October 31, 2025
Normies vs Pros: Design Cage Match
Affinity, targeting office workers over pros, making pro tools the loss leader
Canva makes Affinity free; pros groan, office warriors rejoice
TLDR: Canva made Affinity free to win over everyday office users, putting AI features behind a paywall. Comments turned into a showdown: fans of free open‑source tools say GIMP, Krita, and Blender already cover the basics, while others think Canva’s mass‑market push will reshape workplace design
Design drama alert: Canva just reset its Affinity creative suite to be free, aiming it at office workers over hardcore designers and stashing flashy AI behind a paywall. Translation: make the pros quiet, win the normies, and sell subscriptions across the whole company, not just the design team. Cue the comments exploding. The loudest chorus? The open‑source crowd yelling, “We already have free tools!” One user waved the banner of “actually good free software” while others rolled out the freebies like a buffet: DaVinci Resolve for video, Krita and Blender for art and 3D, and GIMP for photos. Another chimed in that GIMP, while tricky to learn, “does a pretty reasonable job,” and a thoughtful voice noted user experience is the real gap—with Darktable as a rare exception. Meanwhile, memes flew about “PowerPoint nation” finally getting design superpowers, and pros joked that they’ll keep their Adobe subscriptions and side-eye the AI. The battle lines: corporate convenience vs. craft loyalty, with Canva pitching itself as the Microsoft Office of design. And yes, the AI paywall sparked snark—“Wall Street wants AI, we want decent tools.” Want receipts? There’s even a HN thread for the popcorn. The vibe: Canva’s making design feel like a team sport; pros aren’t thrilled, but the office is cheering
Key Points
- •Canva is making the Affinity design suite free, with AI features locked behind a paywall.

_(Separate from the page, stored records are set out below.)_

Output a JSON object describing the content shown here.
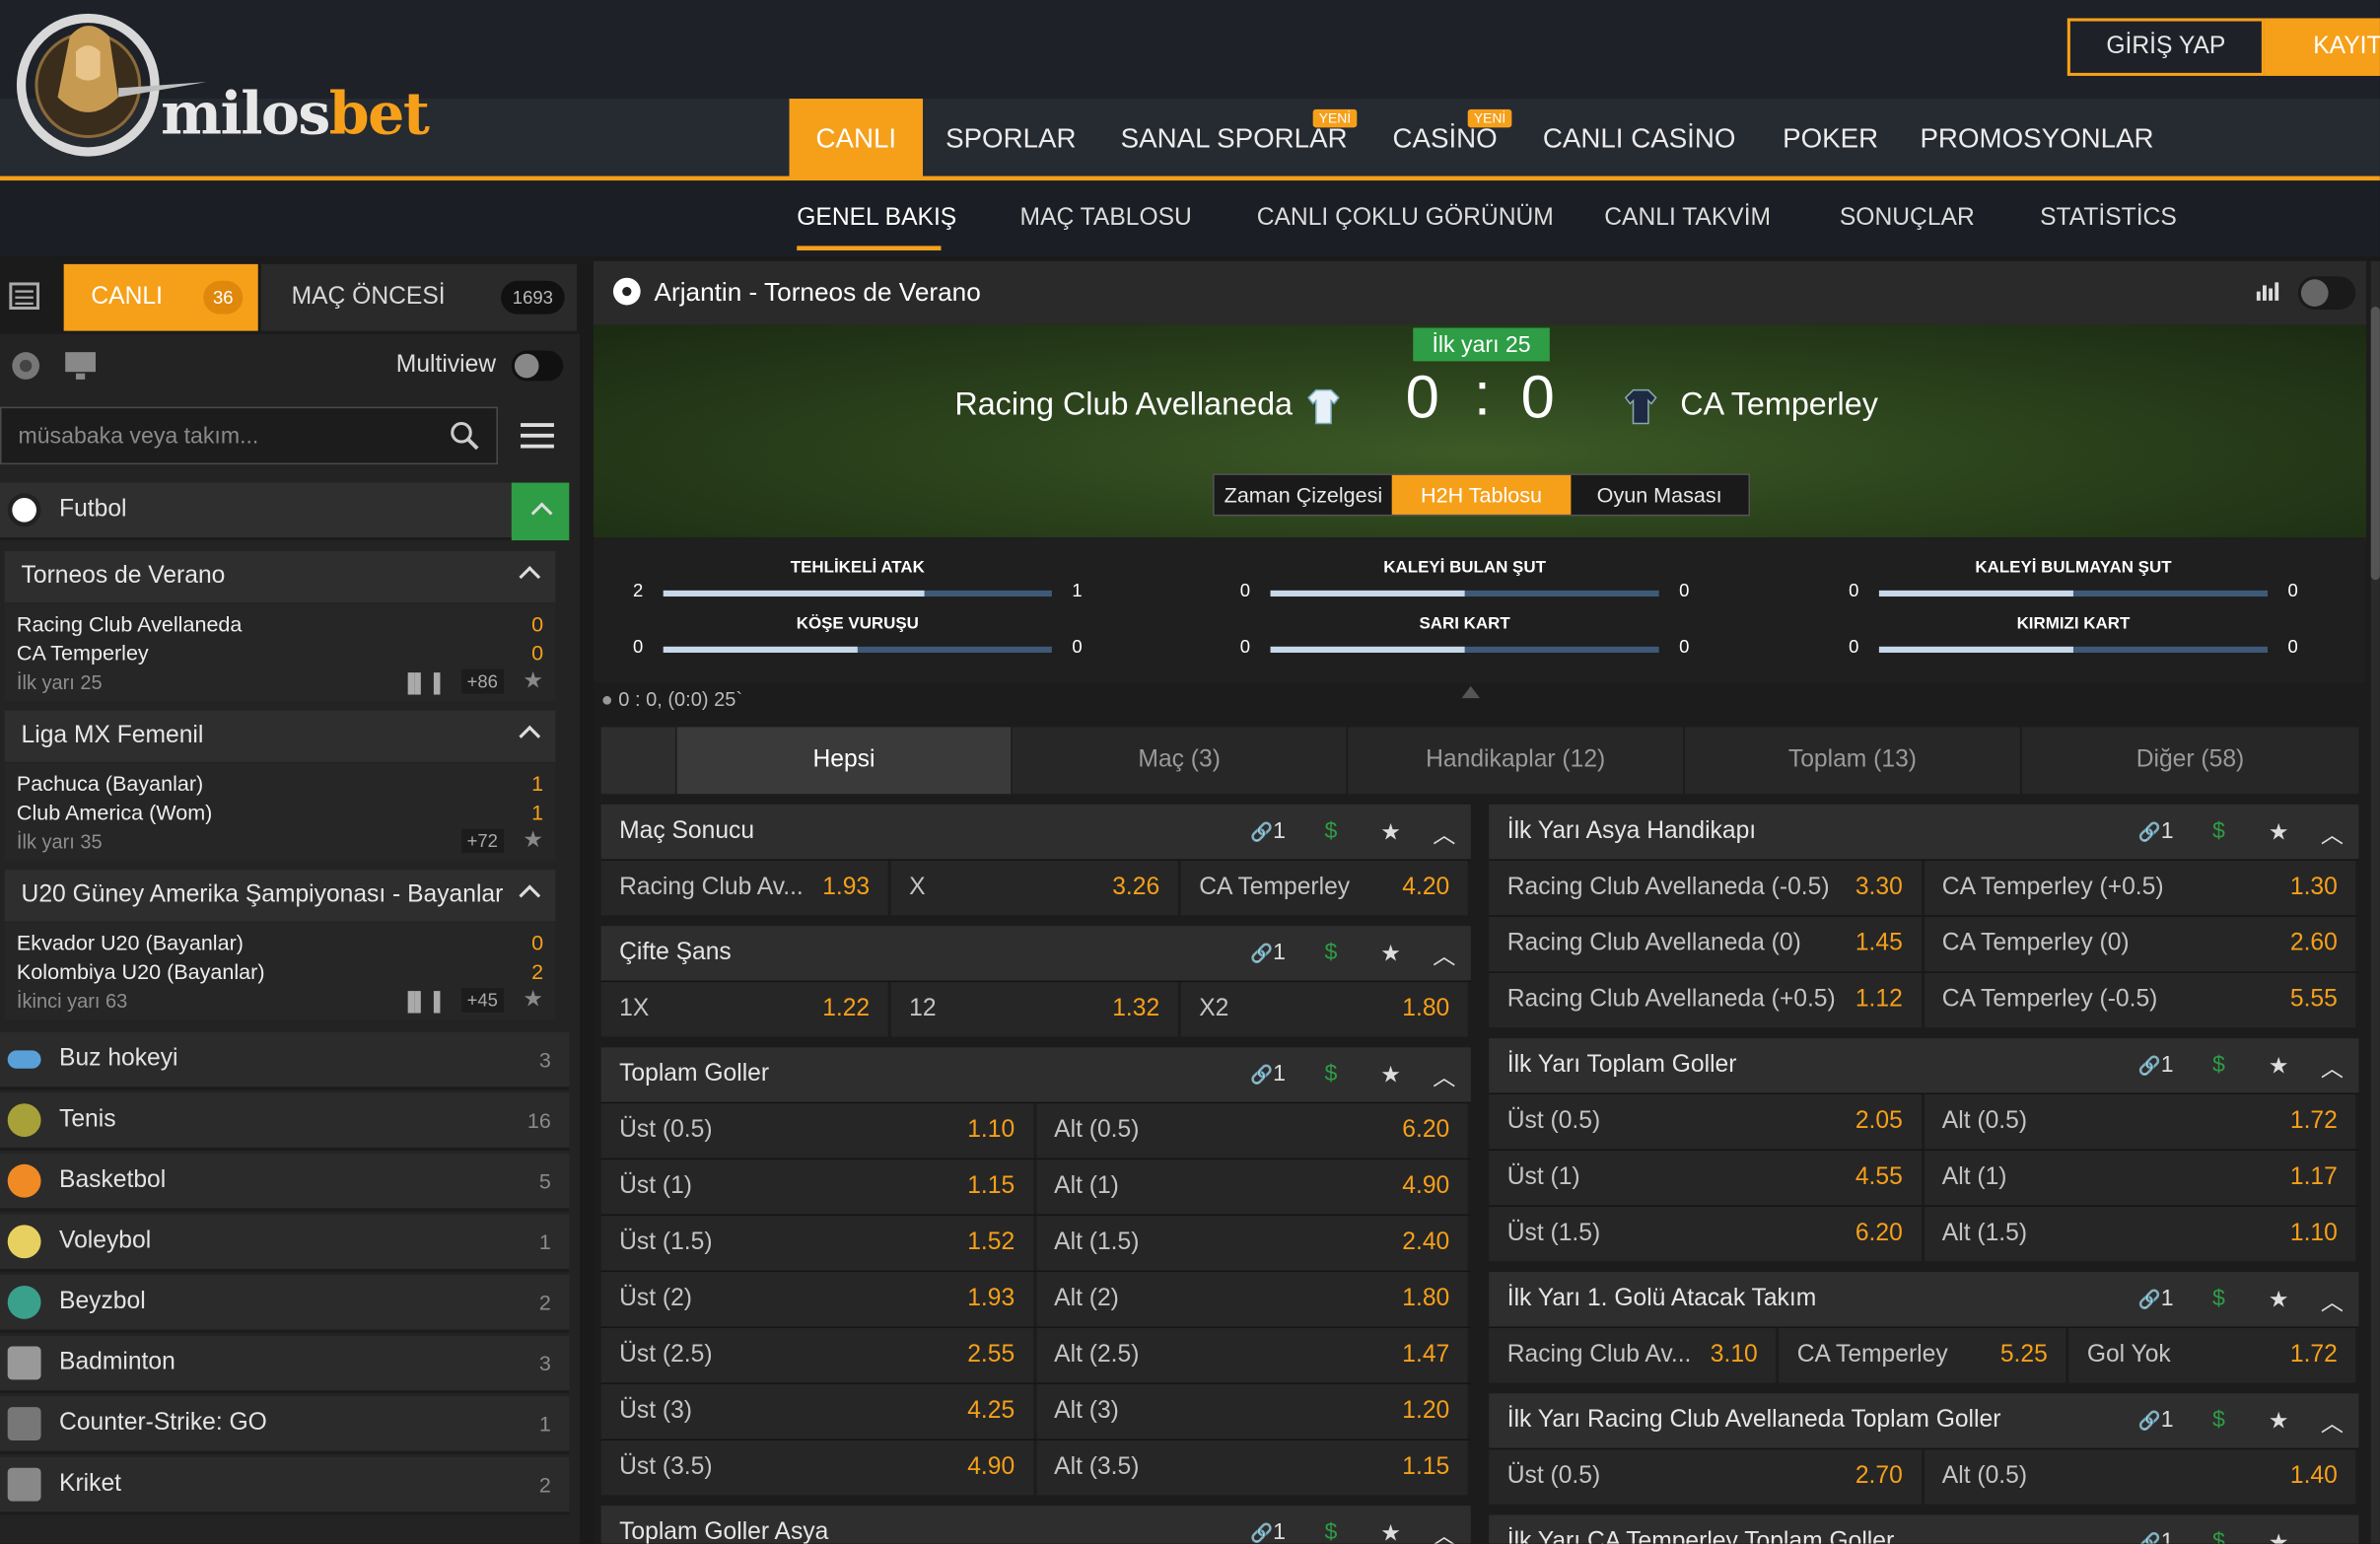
{
  "brand": {
    "name_a": "milos",
    "name_b": "bet"
  },
  "auth": {
    "login": "GİRİŞ YAP",
    "register": "KAYIT"
  },
  "topnav": [
    {
      "label": "CANLI",
      "active": true
    },
    {
      "label": "SPORLAR"
    },
    {
      "label": "SANAL SPORLAR",
      "badge": "YENİ"
    },
    {
      "label": "CASİNO",
      "badge": "YENİ"
    },
    {
      "label": "CANLI CASİNO"
    },
    {
      "label": "POKER"
    },
    {
      "label": "PROMOSYONLAR"
    }
  ],
  "subnav": [
    "GENEL BAKIŞ",
    "MAÇ TABLOSU",
    "CANLI ÇOKLU GÖRÜNÜM",
    "CANLI TAKVİM",
    "SONUÇLAR",
    "STATİSTİCS"
  ],
  "sidebar": {
    "tab_live": "CANLI",
    "tab_live_count": "36",
    "tab_pre": "MAÇ ÖNCESİ",
    "tab_pre_count": "1693",
    "multiview": "Multiview",
    "search_placeholder": "müsabaka veya takım...",
    "sport_open": "Futbol",
    "leagues": [
      {
        "name": "Torneos de Verano",
        "home": "Racing Club Avellaneda",
        "away": "CA Temperley",
        "hs": "0",
        "as": "0",
        "period": "İlk yarı  25",
        "more": "+86"
      },
      {
        "name": "Liga MX Femenil",
        "home": "Pachuca (Bayanlar)",
        "away": "Club America (Wom)",
        "hs": "1",
        "as": "1",
        "period": "İlk yarı  35",
        "more": "+72"
      },
      {
        "name": "U20 Güney Amerika Şampiyonası - Bayanlar",
        "home": "Ekvador U20 (Bayanlar)",
        "away": "Kolombiya U20 (Bayanlar)",
        "hs": "0",
        "as": "2",
        "period": "İkinci yarı  63",
        "more": "+45"
      }
    ],
    "sports": [
      {
        "name": "Buz hokeyi",
        "count": "3"
      },
      {
        "name": "Tenis",
        "count": "16"
      },
      {
        "name": "Basketbol",
        "count": "5"
      },
      {
        "name": "Voleybol",
        "count": "1"
      },
      {
        "name": "Beyzbol",
        "count": "2"
      },
      {
        "name": "Badminton",
        "count": "3"
      },
      {
        "name": "Counter-Strike: GO",
        "count": "1"
      },
      {
        "name": "Kriket",
        "count": "2"
      }
    ]
  },
  "event": {
    "title": "Arjantin - Torneos de Verano",
    "period": "İlk yarı 25",
    "home": "Racing Club Avellaneda",
    "away": "CA Temperley",
    "home_score": "0",
    "away_score": "0",
    "sep": ":",
    "views": [
      "Zaman Çizelgesi",
      "H2H Tablosu",
      "Oyun Masası"
    ],
    "stats": [
      {
        "label": "TEHLİKELİ ATAK",
        "a": "2",
        "b": "1",
        "share": 0.67
      },
      {
        "label": "KALEYİ BULAN ŞUT",
        "a": "0",
        "b": "0",
        "share": 0.5
      },
      {
        "label": "KALEYİ BULMAYAN ŞUT",
        "a": "0",
        "b": "0",
        "share": 0.5
      },
      {
        "label": "KÖŞE VURUŞU",
        "a": "0",
        "b": "0",
        "share": 0.5
      },
      {
        "label": "SARI KART",
        "a": "0",
        "b": "0",
        "share": 0.5
      },
      {
        "label": "KIRMIZI KART",
        "a": "0",
        "b": "0",
        "share": 0.5
      }
    ],
    "live_line": "0 : 0, (0:0) 25`"
  },
  "market_tabs": [
    "Hepsi",
    "Maç (3)",
    "Handikaplar (12)",
    "Toplam (13)",
    "Diğer (58)"
  ],
  "left_markets": [
    {
      "title": "Maç Sonucu",
      "rows": [
        [
          [
            "Racing Club Av...",
            "1.93"
          ],
          [
            "X",
            "3.26"
          ],
          [
            "CA Temperley",
            "4.20"
          ]
        ]
      ]
    },
    {
      "title": "Çifte Şans",
      "rows": [
        [
          [
            "1X",
            "1.22"
          ],
          [
            "12",
            "1.32"
          ],
          [
            "X2",
            "1.80"
          ]
        ]
      ]
    },
    {
      "title": "Toplam Goller",
      "rows": [
        [
          [
            "Üst (0.5)",
            "1.10"
          ],
          [
            "Alt (0.5)",
            "6.20"
          ]
        ],
        [
          [
            "Üst (1)",
            "1.15"
          ],
          [
            "Alt (1)",
            "4.90"
          ]
        ],
        [
          [
            "Üst (1.5)",
            "1.52"
          ],
          [
            "Alt (1.5)",
            "2.40"
          ]
        ],
        [
          [
            "Üst (2)",
            "1.93"
          ],
          [
            "Alt (2)",
            "1.80"
          ]
        ],
        [
          [
            "Üst (2.5)",
            "2.55"
          ],
          [
            "Alt (2.5)",
            "1.47"
          ]
        ],
        [
          [
            "Üst (3)",
            "4.25"
          ],
          [
            "Alt (3)",
            "1.20"
          ]
        ],
        [
          [
            "Üst (3.5)",
            "4.90"
          ],
          [
            "Alt (3.5)",
            "1.15"
          ]
        ]
      ]
    },
    {
      "title": "Toplam Goller Asya",
      "rows": []
    }
  ],
  "right_markets": [
    {
      "title": "İlk Yarı Asya Handikapı",
      "rows": [
        [
          [
            "Racing Club Avellaneda (-0.5)",
            "3.30"
          ],
          [
            "CA Temperley (+0.5)",
            "1.30"
          ]
        ],
        [
          [
            "Racing Club Avellaneda (0)",
            "1.45"
          ],
          [
            "CA Temperley (0)",
            "2.60"
          ]
        ],
        [
          [
            "Racing Club Avellaneda (+0.5)",
            "1.12"
          ],
          [
            "CA Temperley (-0.5)",
            "5.55"
          ]
        ]
      ]
    },
    {
      "title": "İlk Yarı Toplam Goller",
      "rows": [
        [
          [
            "Üst (0.5)",
            "2.05"
          ],
          [
            "Alt (0.5)",
            "1.72"
          ]
        ],
        [
          [
            "Üst (1)",
            "4.55"
          ],
          [
            "Alt (1)",
            "1.17"
          ]
        ],
        [
          [
            "Üst (1.5)",
            "6.20"
          ],
          [
            "Alt (1.5)",
            "1.10"
          ]
        ]
      ]
    },
    {
      "title": "İlk Yarı 1. Golü Atacak Takım",
      "rows": [
        [
          [
            "Racing Club Av...",
            "3.10"
          ],
          [
            "CA Temperley",
            "5.25"
          ],
          [
            "Gol Yok",
            "1.72"
          ]
        ]
      ]
    },
    {
      "title": "İlk Yarı Racing Club Avellaneda Toplam Goller",
      "rows": [
        [
          [
            "Üst (0.5)",
            "2.70"
          ],
          [
            "Alt (0.5)",
            "1.40"
          ]
        ]
      ]
    },
    {
      "title": "İlk Yarı CA Temperley Toplam Goller",
      "rows": []
    }
  ],
  "link_count": "1",
  "colors": {
    "accent": "#f6a01a",
    "green": "#2e9d45"
  }
}
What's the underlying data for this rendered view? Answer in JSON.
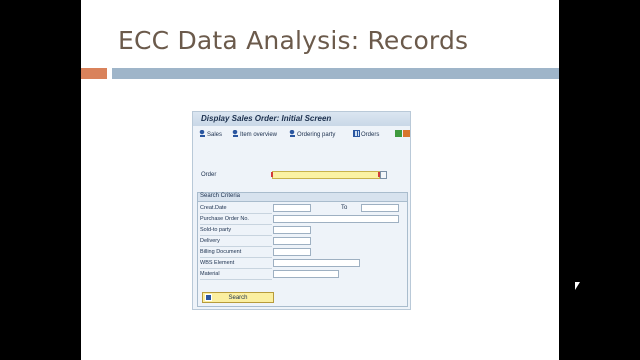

- •The strategy targets broad workplace adoption, positioning Affinity as a loss leader to drive Canva Pro uptake.
- •The article contrasts Adobe’s historical high costs (e.g., Adobe Creative Suite at $1,229) with Canva’s approach to accessibility.
- •Adobe Creative Cloud is cited at 37 million subscribers, while Canva has 24 million paid users; many CC seats may be for light tasks via employers.
- •Microsoft 365’s estimated 440 million paid subscribers are used as a benchmark for Canva’s enterprise ambitions.